You can clearly see the different effects of coding.  The general form for the functions is to specify how many levels of the factor there are (hence the n=6 in many or the use of levels(x)) and then sometimes additional arguments.  For example, contrasts=FALSE returns an n x n identity matrix and for contr.treatment() base=x specifies what the reference group, or base, is.  What if none of the functions produced acceptable contrasts or we had specific theories we wanted to test?  We can create our own matrix indicating the contrasts and assign it.

##Looking at another dataset
samp.dat2 <- data.frame(y=1:12, x=factor(rep(1:3, each=4)))
contrasts(samp.dat2$x)
  2 3
1 0 0
2 1 0
3 0 1

summary(lm(y~x, data=samp.dat2))
Coefficients:
            Estimate Std.

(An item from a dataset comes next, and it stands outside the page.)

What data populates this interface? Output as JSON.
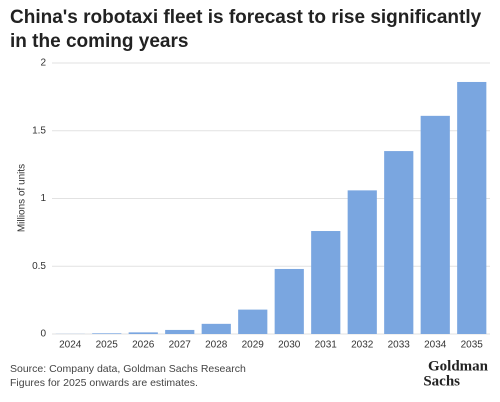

Error t value Pr(>|t|)
(Intercept)   2.5000     0.6455   3.873  0.00377 **
x2            4.0000     0.9129   4.382  0.00177 **
x3            8.0000     0.9129   8.764 1.06e-05 ***

summary(lm(y~I(ifelse(x==2, 1, 0))+I(ifelse(x==3, 1, 0)), data=samp.dat2))
Coefficients:
                        Estimate Std. Error t value Pr(>|t|)
(Intercept)               2.5000     0.6455   3.873 0.00377 **
I(ifelse(x == 2, 1, 0))   4.0000     0.9129   4.382 0.00177 **
I(ifelse(x == 3, 1, 0))   8.0000     0.9129   8.764 1.06e-05 ***

##Manually set contrasts
contrasts(samp.dat2$x) <- matrix(c(-1,0,1,-1,-1,2),ncol=2, byrow=FALSE, dimnames=list(1:3,2:3))
contrasts(samp.dat2$x)
   2  3
1 -1 -1
2  0 -1
3  1  2

##Also notice the output from str() once we set contrasts
str(samp.dat2)
'data.frame': 12 obs. of 2 variables:
 $ y: int 1 2 3 4 5 6 7 8 9 10 ...
 $ x: Factor w/ 3 levels "1","2","3": 1 1 1 1 2 2 2 2 3 3 ...
  ..- attr(*, "contrasts")= num [1:3, 1:2] -1 0 1 -1 -1 2
  .. ..- attr(*, "dimnames")=List of 2
  .. .. ..$ : chr "1" "2" "3"
  .. .. ..$ : chr "2" "3"

summary(lm(y~x, data=samp.dat2))
Coefficients:
             Estimate Std. Error  t value Pr(>|t|)
(Intercept) 6.500e+00  3.727e-01   17.441 3.03e-08 ***
x2          4.000e+00  9.129e-01    4.382  0.00177 **
x3          1.813e-16  5.270e-01 3.44e-16  1.00000


summary(lm(y ~ I(ifelse(x==1, -1, ifelse(x==2, 0, 1))) +
  I(ifelse(x==1, -1, ifelse(x==2, -1, 2))), data=samp.dat2))
Coefficients:
                                              Estimate Std. Error t value Pr(>|t|)
(Intercept)                                  6.500e+00  3.727e-01  17.441 3.03e-08 ***
I(ifelse(x == 1, -1, ifelse(x == 2, 0, 1)))  4.000e+00  9.129e-01   4.382  0.00177 **
I(ifelse(x == 1, -1, ifelse(x == 2, -1, 2))) 1.813e-16  5.270e-01 3.44e-16 1.00000

Clearly, one could use ifelse() statements or other means of coding as desired, but the use of contrasts() is a more intuitive, and clear method.  It is easier to look at a contrast matrix and determine coding then to wade through a complex series of coding statements.  It is also easier to specify.